I think Dalyrimple is correct that young people are sort of floating, cut off from anything ordering or elevating in their lives. But, I think, far from being droogs, many of them are simply profoundly boring people, more ready to shop for more clothes than cut someone's throat. I tend to ascribe to J.G. Ballard's even gloomier belief than Burgess's that the future will be incredibly boring, punctuated by the occasional meaningless act of violence.

More somnabulant than ultraviolent.

3 comments:

Anonymous said...

Whenever people complain about "young people today," I have this tendency to dismiss it as yet another generational conflict, but I do think there is more to it than that these days.

A quick comment on youth culture, or at least music: looking back at my own teenage memories, and conversations with students when I was teaching, music isn't mere entertainment - a lot of young people really identify with these artists. But if you listen closely to lyrics, much of it is pretty narcissistic and solipsistic. I was surprised to see myself agreeing with Allan Bloom on this aspect of pop culture.

Also, Question Authority has become doctrinaire. I think this sort of thing has come up in posts in both our blogs - where choice becomes a right, all opinions are thought to be of the same value, and it is wrong to judge.

Rufus said...

Yeah, I felt pretty strange the first time I had a gripe that essentially boiled down to "kids today have no respect for authority".
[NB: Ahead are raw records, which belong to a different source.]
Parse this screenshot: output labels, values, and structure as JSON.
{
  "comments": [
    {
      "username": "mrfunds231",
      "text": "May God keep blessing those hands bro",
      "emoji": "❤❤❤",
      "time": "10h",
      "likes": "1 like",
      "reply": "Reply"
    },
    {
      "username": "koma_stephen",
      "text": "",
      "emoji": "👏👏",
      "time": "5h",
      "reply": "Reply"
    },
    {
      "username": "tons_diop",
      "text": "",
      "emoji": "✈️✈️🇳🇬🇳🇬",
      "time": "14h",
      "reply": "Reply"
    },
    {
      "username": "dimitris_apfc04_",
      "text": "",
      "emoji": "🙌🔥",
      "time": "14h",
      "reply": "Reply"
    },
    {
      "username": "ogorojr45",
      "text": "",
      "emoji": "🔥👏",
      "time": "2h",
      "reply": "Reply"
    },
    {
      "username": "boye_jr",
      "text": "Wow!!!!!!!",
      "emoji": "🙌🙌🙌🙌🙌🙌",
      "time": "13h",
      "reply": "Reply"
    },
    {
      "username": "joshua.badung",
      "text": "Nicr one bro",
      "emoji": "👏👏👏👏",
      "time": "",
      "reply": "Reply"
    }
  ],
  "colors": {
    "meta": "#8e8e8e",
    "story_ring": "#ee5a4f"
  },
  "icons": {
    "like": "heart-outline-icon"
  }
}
I actually listened to a lot of crappy music as a kid, but what I think was different was that I had a whole range of input, from Bach to Dead Kennedys. I disagree with Bloom in that I'm not sure the problem is the lousy music- it's that they get nothing but lousy music. And it's just amazing how stupid television and movies are too. There seems to be this one smug, hyper-bourgeois, over-flattered, sarcastic and cynical persona that extends over all media anymore. And I think kids are convinced that that's the only voice that matters or even exists.

The kids question authority because they think they're supposed to, but the real problem is that there isn't really any authority left, aside from the cops, who are always the last resort in a crumbling society anyway. Teachers definitely get told to take this attitude that all opinions are equal- it's the sort of lazy relativism that democracies tend to melt into. But, what choice is left? Moral neutrality makes everything seem meaningless, and moral certainty seems to turn people into religious assholes. So, where do people like us go? Maybe, we need to cultivate our own gardens.